Genre: Sci Fi, Horror, Thriller
In what could have been a heavy handed moral moment, one black man calls on the other black people in the group. He says they will be killed by the white people, who immediately get heated and insist race is meaningless. The other black people refuse to engage, saying that whether or not he is correct, drawing negative attention to himself will just get him killed. It's put aside, but he is the last black person alive and in one last second redirection one white person literally says "Kill the black guy!" and he is zapped.
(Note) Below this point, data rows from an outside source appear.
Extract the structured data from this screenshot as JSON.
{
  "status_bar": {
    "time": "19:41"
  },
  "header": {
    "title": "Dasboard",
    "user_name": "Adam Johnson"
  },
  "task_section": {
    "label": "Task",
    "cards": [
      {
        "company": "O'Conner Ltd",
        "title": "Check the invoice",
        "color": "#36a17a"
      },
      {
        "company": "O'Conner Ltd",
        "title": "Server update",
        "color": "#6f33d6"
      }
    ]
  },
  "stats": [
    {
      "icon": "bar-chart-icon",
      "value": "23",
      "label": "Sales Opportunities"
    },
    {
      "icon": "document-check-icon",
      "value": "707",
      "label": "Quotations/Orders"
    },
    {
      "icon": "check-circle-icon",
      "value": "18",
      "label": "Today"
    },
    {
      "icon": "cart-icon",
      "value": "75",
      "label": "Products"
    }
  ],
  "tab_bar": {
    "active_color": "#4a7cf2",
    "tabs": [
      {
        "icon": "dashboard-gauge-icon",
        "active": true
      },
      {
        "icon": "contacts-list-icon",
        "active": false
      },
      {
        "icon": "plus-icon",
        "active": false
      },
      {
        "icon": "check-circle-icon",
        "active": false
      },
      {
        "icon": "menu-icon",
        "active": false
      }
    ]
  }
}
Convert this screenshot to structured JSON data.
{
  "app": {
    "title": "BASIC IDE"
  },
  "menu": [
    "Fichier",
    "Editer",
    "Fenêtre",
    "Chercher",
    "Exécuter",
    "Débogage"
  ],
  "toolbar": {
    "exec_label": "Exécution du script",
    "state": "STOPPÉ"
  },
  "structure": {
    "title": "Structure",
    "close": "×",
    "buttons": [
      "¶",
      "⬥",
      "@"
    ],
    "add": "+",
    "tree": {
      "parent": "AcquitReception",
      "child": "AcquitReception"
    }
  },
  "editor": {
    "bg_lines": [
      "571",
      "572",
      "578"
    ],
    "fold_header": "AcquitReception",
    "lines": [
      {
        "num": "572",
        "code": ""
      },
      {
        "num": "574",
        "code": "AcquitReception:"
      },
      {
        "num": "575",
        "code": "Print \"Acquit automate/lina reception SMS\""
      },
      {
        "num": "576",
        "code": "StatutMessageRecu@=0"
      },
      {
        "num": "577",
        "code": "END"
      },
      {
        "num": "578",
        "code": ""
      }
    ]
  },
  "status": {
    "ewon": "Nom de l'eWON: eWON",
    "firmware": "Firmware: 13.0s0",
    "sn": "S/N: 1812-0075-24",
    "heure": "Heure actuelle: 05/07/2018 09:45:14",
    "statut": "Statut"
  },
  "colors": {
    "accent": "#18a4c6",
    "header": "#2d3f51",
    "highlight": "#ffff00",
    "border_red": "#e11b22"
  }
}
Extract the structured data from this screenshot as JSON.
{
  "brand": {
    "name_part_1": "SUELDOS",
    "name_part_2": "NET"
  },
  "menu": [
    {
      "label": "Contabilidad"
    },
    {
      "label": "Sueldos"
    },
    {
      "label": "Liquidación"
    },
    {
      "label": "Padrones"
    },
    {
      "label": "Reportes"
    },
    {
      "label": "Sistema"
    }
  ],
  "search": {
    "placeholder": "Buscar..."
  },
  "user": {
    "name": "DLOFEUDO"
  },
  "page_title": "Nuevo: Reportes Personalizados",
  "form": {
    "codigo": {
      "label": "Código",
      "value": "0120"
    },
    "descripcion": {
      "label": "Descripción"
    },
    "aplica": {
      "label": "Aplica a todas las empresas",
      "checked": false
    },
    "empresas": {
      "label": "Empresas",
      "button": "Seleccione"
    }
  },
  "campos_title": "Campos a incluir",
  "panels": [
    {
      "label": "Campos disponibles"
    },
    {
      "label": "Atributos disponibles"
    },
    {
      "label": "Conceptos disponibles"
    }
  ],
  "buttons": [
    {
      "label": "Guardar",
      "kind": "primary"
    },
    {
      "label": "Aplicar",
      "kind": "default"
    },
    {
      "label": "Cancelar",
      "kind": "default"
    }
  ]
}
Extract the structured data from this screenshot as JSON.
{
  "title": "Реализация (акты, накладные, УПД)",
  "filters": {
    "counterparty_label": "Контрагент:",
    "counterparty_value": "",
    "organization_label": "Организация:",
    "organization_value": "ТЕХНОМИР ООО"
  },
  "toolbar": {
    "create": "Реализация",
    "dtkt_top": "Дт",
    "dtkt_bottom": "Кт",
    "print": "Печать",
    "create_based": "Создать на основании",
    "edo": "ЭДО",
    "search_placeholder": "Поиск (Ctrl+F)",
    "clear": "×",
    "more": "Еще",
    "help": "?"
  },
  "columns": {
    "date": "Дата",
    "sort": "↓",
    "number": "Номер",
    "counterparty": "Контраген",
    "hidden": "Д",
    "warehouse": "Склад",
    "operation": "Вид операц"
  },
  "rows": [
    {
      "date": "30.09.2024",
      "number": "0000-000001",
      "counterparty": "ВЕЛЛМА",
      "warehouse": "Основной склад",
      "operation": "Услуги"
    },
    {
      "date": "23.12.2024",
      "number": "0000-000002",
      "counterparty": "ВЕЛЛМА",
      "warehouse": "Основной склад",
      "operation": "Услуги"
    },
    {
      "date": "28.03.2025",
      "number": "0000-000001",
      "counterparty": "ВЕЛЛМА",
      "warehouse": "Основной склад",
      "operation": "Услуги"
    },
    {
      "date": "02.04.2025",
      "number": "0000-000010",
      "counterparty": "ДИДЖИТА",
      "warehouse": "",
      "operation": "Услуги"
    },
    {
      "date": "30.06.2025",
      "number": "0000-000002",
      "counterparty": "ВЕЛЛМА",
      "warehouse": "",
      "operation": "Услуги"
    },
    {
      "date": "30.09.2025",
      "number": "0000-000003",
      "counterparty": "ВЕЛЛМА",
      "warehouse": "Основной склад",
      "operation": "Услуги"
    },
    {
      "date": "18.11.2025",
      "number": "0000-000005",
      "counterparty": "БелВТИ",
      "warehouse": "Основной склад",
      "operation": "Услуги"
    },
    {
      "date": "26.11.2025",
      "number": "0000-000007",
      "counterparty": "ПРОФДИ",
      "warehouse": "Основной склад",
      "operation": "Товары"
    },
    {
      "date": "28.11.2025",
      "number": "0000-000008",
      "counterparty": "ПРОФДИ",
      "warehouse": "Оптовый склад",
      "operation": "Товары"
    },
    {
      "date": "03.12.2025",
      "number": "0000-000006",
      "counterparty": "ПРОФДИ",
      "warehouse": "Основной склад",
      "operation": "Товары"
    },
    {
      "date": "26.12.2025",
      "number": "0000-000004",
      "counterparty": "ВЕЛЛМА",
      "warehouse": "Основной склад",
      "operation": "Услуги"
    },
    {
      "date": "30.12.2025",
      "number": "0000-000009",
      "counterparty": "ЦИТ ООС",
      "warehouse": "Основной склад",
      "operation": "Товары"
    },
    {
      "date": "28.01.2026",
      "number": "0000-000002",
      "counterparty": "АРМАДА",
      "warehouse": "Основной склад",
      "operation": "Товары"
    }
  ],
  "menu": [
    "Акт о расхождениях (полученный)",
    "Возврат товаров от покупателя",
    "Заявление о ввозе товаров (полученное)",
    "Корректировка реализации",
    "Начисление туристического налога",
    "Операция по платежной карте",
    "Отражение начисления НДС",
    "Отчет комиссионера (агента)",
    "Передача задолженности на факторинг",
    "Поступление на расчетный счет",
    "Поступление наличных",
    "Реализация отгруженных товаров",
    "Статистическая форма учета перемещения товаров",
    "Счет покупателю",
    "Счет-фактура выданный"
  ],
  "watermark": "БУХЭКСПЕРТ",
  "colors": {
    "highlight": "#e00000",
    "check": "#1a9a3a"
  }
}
Vocal male characters are only voted off for enraging everyone else; the rich jerk guy only faces the killer beam after an intense homophobic rant and the scruffy guy only after a blatent series of lies that are a blatent attempt to get everyone to kill the woman next to him.
In the moment, these deaths aren't even satisfying beyond shutting the ranter up. All but one is earmarked for death, and it's clearly going to come down to the pregnant woman and the girl. The question of why comes up a lot. The scenario is apparently the aftermath of alien invasion, mass panic and fleeing the city, and potentially random abduction. Staying in the circle right until the last scene, we not only do not see the aliens but also do not find out the answers to any of the questions posed. Why these fifty people in particular? Why are they voting each other off in a contactless battle royale? Is there a correct way to play, is it a judgement of humanity or is even anyone even watching? Unanswered and unimportant; the film is not about the motivations of the aliens, but the behaviour of the people.
As the cast slowly lowers in number and the conflict becomes the sole focus of the discussion, the outcome becomes more and more certain. The tension stays high and the 'leader' of each faction continues to outlive their groups. A last second twist leaves one survivor, released as it was guessed (or hoped) into the desolate city. Walking along a tunnel to echoes of their most effecting quotes, the survivor joins a small group of children and adults, and they all stand and watch one of the many giant circular spaceships over the city.
What does it all mean? It isn't clear. Just like the point of the game, the morally correct thing to do, and the truth of any of the people, the film is not here to give us any answers. With more courage, the film might have something to say about human nature, prejudice and selfishness, but it leaves it all up to the viewer. There's a missed opportunity for an amazing ending, if it had turned out that the fallen people were unconscious and they all had to face their victims. Interesting but ultimately unsatisfying, its worth watching if just for the concept.